Null pointer exceptions

The dreaded Null pointer is called the billion dollar mistake. The problem here is a non-assignable problem, well.... each crash can be assigned to a missed nil check, however there is an underlying systemic problem of how developers think about their apis. Having apis return null creates a huge mistake surface. There are two mainstream solutions to this problem:

put guard rails manually and be disciplined
have the compiler automatically put guard rails for you (Maybe pattern found mainly in functional languages) We know that relying on discipline is not the best idea, but the automatic version isn't a lot better, it just automates bad design, and pollutes usage code with a lot of pattern matches. What we are doing with manual or automatic nil checking is raising the supply of nil checks to meet demand from all the nil values. But there are a lot more usage sites than production sites, so what if we reduced the demand instead, by not producing nil values? Just design your apis to return zero values instead of nil and make the zero value special. This way nil checking is not needed at all and your code can flow nicely without a bunch of guard rails. We don't really need a new concept here just reverse thinking. Instead of raising supply reduce demand. There are multiple posts on the internet about this pattern, I also talked about it in Modeling - data first: Data structures and invariants Guarantee valid reads - Ryan Fleury Special Case - Martin Fowler

Phantom traffic like effects

Phantom traffic like effects in distributed systems, such as cascading failure, thundering herd are a Common cause or Non-assignable cause problem. If a car crashes, it is understandable that there will be traffic, but in the phantom traffic video, all the cars are fine yet traffic still occurs, because the emergence of traffic is designed in to the system. In a distributed system, all the servers can work correctly, with no failure, but a small slowdown on one server can trigger timeouts, and cause a thundering herd. And these kinds of phantom traffic like problems are design into the architecture of the systems we build. What concept do we need to understand what is happening, and what can we do differently so they don't happen? I don't have a fully developed concept yet, but I will try to explain it. We need a global structure for the whole, so that the components have shared information to talk about. As I explained in The law of conservation of coupling post in the datomic example, they got rid of variation based on dependent data by creating space in the interface for temporary ids. In an sql database a transaction with data dependencies will need multiple requests and responses, therefore the whole transaction time depends on the dependency chain length, and can easily hit timeouts. In datomic it is independent of the data dependency chain, and can more consistently hit timeouts. With the concept of The law of conservation of coupling we can redesign the system to minimize these emergent effects. Minimizing null pointer exception with zero values mentioned above also reduces these emergent effects.

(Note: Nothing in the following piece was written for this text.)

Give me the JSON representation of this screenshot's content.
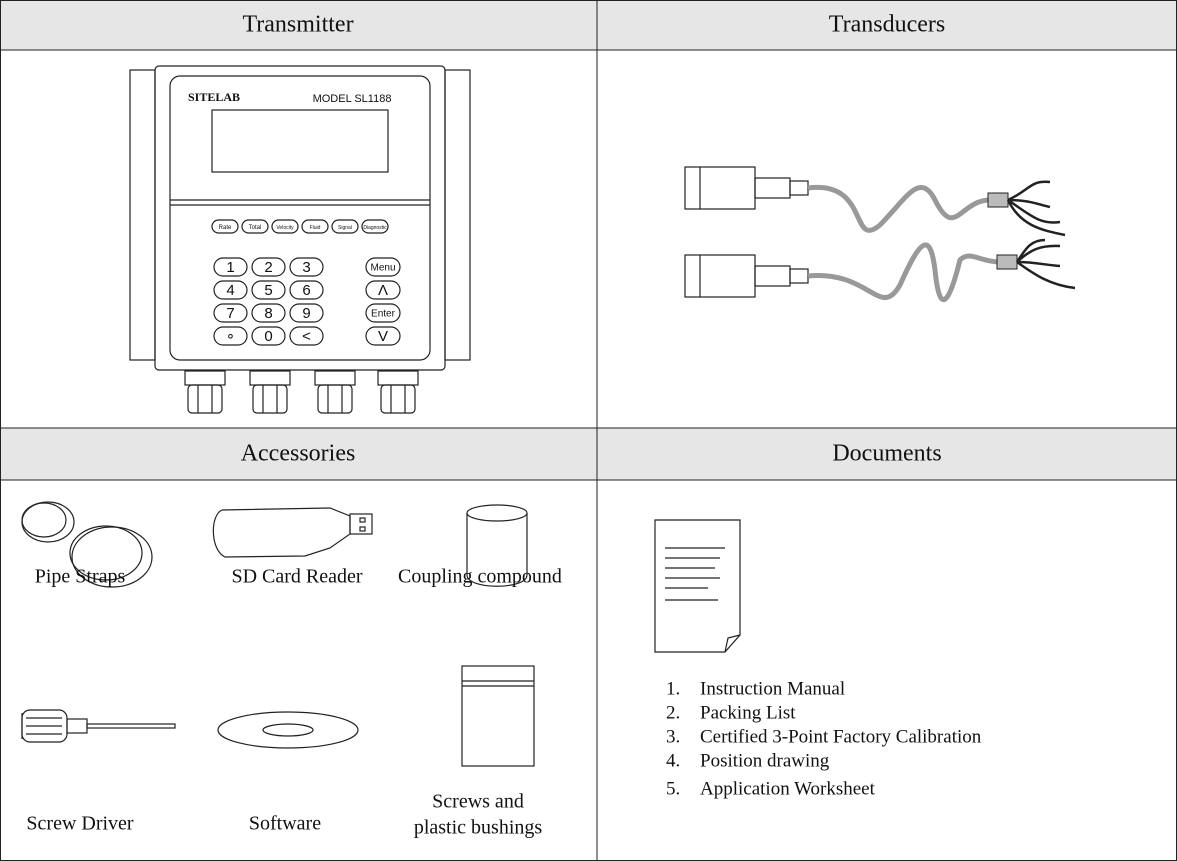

The cost of solving common cause problems

Because common cause problems are designed into the system, solving them needs a redesign which is costly in the short term. However, continuing to sweep problems under the rug is more expensive in the long term.

Conclusion

The important thing in solving common cause problems is finding the abstract concept that gives us a handle to solve the problem, without knowing about the abstract concept of pressure, in the car leaking oil case, or weight in the camel case, we won't be able to solve the actual problem and spend resources on treating them as exceptional causes. In programming we have to build in these abstract concepts, or if we don't know about them up front, refactor with them in mind later.